I 'd been doing it for practically two months already, and I 'd lost track of how many men I 'd made love with. I didn't wish to know, but it needed to be a lot. I 'd made a lot of money too. Method too much for a ninth grader to spend, even after Deke took his cut. He charged 300 dollars an hour for me, or 500 dollars for two. Selecting me up at school deserved an extra 200, which I thought was outrageous, however you 'd marvel how many people wanted precisely that. Like it showed beyond a doubt that they were getting the genuine offer, an underage slut to fuck and draw . These were all older men too, like my dad's age, or more often even older, in their 40's and 50's primarily. They had a lot of money to spend and it was the suggestions that really flushed my bank account. Deke offered me 30% and kept 70% for himself. He said that was generous because he was my manager, my agent, my security person, my advertising and transport all rolled into one. He bought my clothing and the stuff I need to work, like condoms and lube and junk like that. He did all the work if you listened to him inform it, and all I did was lay there and get rich. It was more like acting than anything else given that I had to really like these men for an hour or 2. I had to act younger in some cases too, as a little woman maybe eleven or twelve years old; however never ever older. I liked acting though and I believe I had a real talent for it.
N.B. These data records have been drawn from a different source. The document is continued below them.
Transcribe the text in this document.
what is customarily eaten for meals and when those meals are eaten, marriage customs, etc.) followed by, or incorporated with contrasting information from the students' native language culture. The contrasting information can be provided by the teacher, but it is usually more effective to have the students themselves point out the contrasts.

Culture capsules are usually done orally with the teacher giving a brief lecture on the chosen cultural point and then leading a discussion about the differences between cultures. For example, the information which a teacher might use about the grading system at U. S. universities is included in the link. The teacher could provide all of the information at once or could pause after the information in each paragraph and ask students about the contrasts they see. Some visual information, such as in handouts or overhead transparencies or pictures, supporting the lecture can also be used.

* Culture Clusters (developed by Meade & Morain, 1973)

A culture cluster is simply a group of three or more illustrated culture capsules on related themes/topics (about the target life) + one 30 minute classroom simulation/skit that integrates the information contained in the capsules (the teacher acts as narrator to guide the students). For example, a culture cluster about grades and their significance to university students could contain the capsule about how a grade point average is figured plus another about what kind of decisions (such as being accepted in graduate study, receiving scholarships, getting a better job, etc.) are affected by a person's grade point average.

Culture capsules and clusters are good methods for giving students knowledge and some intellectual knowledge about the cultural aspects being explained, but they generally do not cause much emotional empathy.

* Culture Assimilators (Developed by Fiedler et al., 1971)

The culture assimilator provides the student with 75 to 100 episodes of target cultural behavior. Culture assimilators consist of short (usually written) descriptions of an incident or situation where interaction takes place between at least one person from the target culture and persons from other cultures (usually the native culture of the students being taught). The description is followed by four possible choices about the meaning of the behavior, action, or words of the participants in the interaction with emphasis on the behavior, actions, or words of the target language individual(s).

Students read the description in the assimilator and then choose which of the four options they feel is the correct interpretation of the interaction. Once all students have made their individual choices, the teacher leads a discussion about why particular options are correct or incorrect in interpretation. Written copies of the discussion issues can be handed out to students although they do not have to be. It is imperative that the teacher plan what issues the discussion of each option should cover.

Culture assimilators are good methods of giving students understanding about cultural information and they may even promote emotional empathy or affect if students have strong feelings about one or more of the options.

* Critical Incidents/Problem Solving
The guys liked me for a little bit, although some of them liked me for genuine and asked me if I 'd wed them, or at least come back to their cities and live with them. They were in love with who I pretended to be for that short time we were together, that's all, and while part of me felt lonesome because I knew it wasn't really me they liked, mostly I felt a little much safer that method. Like a man who enjoyed me would not hurt me, you know? I was in love with my papa. That had actually altered too and I don't know if something pertained to the other specifically, but I do not believe in coincidence either. I 'd made love with like fifty people or something, the majority of them wanting me to call them Daddy while we did it. A few of them wanted to call me by a different name, their daughter's name, or a niece or the little lady next door possibly. A lot of them didn't mind calling me Samantha either, and that troubled me at first, however then it didn't and I started liking it.
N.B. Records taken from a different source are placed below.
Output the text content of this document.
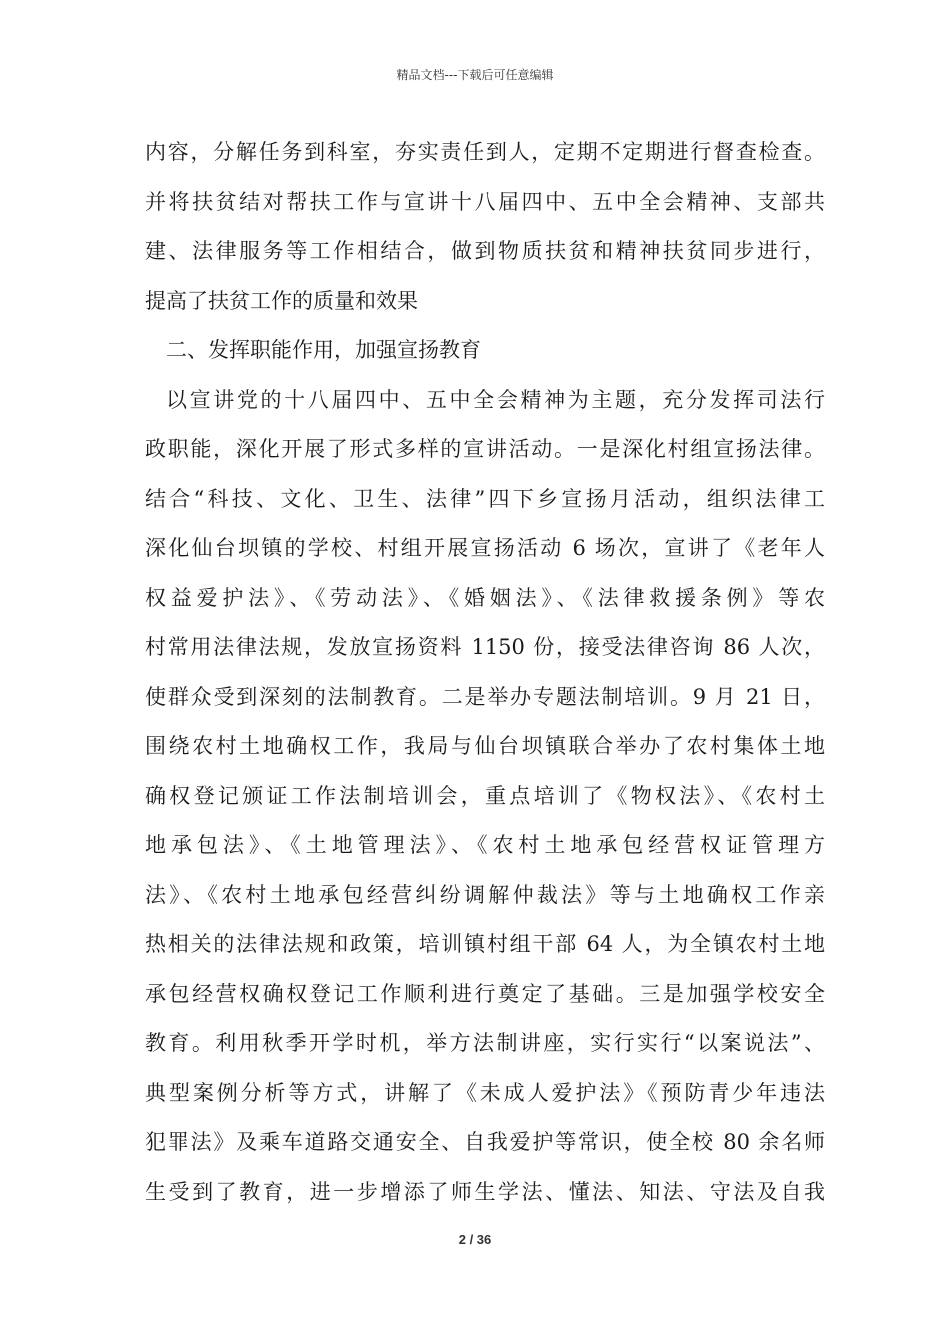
精品文档---下载后可任意编辑
内容，分解任务到科室，夯实责任到人，定期不定期进行督查检查。
并将扶贫结对帮扶工作与宣讲十八届四中、五中全会精神、支部共
建、法律服务等工作相结合，做到物质扶贫和精神扶贫同步进行，
提高了扶贫工作的质量和效果
二、发挥职能作用，加强宣扬教育
以宣讲党的十八届四中、五中全会精神为主题，充分发挥司法行
政职能，深化开展了形式多样的宣讲活动。一是深化村组宣扬法律。
结合“科技、文化、卫生、法律”四下乡宣扬月活动，组织法律工
深化仙台坝镇的学校、村组开展宣扬活动 6 场次，宣讲了《老年人
权益爱护法》、《劳动法》、《婚姻法》、《法律救援条例》等农
村常用法律法规，发放宣扬资料 1150 份，接受法律咨询 86 人次，
使群众受到深刻的法制教育。二是举办专题法制培训。9 月 21 日，
围绕农村土地确权工作，我局与仙台坝镇联合举办了农村集体土地
确权登记颁证工作法制培训会，重点培训了《物权法》、《农村土
地承包法》、《土地管理法》、《农村土地承包经营权证管理方
法》、《农村土地承包经营纠纷调解仲裁法》等与土地确权工作亲
热相关的法律法规和政策，培训镇村组干部 64 人，为全镇农村土地
承包经营权确权登记工作顺利进行奠定了基础。三是加强学校安全
教育。利用秋季开学时机，举方法制讲座，实行实行“以案说法”、
典型案例分析等方式，讲解了《未成人爱护法》《预防青少年违法
犯罪法》及乘车道路交通安全、自我爱护等常识，使全校 80 余名师
生受到了教育，进一步增添了师生学法、懂法、知法、守法及自我
2 / 36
I could close my eyes and imagine the man who was making love to me actually was my daddy. I might talk to him, inform him I liked him, how he made me feel developed and special and enjoyed. And someplace, in some way along that trip, I 'd begun to think it. I 'd go home and see my real dad and practically forget that it hadn't been him that I 'd fucked an hour or 2 before. I was falling in love, in full-grown love, and I couldn't assist it. It was programmed into me, growing up not as his child however as his other half. We 'd done everything however skilled our relationship, I believed, and he had to feel the same way. Didn't he?